Tuesday, August 15, 2006

from The Spirit of Zen, by Alan Watts

"Just as no person can possess life, so no idea which a person may possess can define it; the idea of possession is illusory, for apart from the fact that all things must eventually pass away into some other form, and can never remain in one place for eternity, at the root of possession lies the desire that things shall not alter in any way, and this is a complete impossibility. If, therefore, life can never be grasped, how can it ever be understood? How can truth be known if it can never be defined? Zen would answer: by not trying to grasp or define it, and this is the fundamental Buddhist ideal of non-attachment, or the Taoist ideal of wu-wei.

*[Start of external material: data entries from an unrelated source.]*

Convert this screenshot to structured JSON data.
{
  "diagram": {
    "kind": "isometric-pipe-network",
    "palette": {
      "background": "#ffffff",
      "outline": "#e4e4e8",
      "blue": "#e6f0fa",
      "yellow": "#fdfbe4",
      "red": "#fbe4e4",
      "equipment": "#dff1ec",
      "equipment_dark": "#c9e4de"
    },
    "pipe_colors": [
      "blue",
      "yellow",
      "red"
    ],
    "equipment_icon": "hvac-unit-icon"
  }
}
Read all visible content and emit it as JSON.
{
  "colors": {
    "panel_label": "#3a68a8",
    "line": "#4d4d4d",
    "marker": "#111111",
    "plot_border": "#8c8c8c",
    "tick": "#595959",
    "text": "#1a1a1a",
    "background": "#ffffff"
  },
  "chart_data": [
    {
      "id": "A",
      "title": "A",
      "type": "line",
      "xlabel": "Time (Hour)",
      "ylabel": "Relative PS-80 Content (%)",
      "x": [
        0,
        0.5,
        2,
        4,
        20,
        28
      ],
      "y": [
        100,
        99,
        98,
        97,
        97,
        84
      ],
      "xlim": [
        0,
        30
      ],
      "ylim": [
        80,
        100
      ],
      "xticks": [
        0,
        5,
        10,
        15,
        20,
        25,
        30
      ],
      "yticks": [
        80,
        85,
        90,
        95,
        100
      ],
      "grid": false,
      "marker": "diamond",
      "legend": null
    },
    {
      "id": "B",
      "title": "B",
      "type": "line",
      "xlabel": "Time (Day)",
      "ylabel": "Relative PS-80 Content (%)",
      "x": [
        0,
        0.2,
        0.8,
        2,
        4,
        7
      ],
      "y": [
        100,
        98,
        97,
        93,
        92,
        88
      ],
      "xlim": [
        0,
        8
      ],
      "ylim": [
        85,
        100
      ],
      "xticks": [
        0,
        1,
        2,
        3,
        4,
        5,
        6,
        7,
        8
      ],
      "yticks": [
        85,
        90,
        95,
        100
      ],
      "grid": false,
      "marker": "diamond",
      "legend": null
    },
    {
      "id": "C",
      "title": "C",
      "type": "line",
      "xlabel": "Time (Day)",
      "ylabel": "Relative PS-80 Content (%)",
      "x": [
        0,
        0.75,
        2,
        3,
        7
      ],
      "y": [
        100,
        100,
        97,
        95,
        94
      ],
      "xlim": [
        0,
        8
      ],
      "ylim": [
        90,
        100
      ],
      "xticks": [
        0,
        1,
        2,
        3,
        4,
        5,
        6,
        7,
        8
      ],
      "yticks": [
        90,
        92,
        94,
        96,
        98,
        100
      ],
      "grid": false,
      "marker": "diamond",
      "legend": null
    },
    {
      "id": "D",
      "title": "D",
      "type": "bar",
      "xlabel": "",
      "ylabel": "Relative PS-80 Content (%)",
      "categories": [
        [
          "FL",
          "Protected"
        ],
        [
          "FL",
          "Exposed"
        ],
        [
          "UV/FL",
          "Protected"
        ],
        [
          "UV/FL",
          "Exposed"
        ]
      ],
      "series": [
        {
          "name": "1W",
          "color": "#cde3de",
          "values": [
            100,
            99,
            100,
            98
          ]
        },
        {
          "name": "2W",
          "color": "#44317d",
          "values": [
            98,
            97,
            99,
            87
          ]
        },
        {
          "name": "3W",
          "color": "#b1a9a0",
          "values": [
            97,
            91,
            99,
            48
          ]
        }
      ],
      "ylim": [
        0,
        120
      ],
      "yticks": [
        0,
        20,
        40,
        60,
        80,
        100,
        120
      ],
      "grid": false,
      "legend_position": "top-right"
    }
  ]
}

But Buddhism and Taoism go further than saying that nothing can ever be possessed; they declare that those who try to possess are in fact possessed, they are slaves to their own illusions about life. Spiritual freedom is just that capacity to be as spontaneous and unfettered as life itself . . . But non-attachment does not mean running away from things to some peaceful hermitage, for we can never escape from our own illusions about life; we carry them with us, and if we are afraid of them and wish to escape it means that we are doubly enslaved. For whether we are content with our illusions or frightened of them, we are equally possessed by them, and hence the non-attachment of Buddhism and Taoism means not running away from life but running with it, for freedom comes through complete acceptance of reality."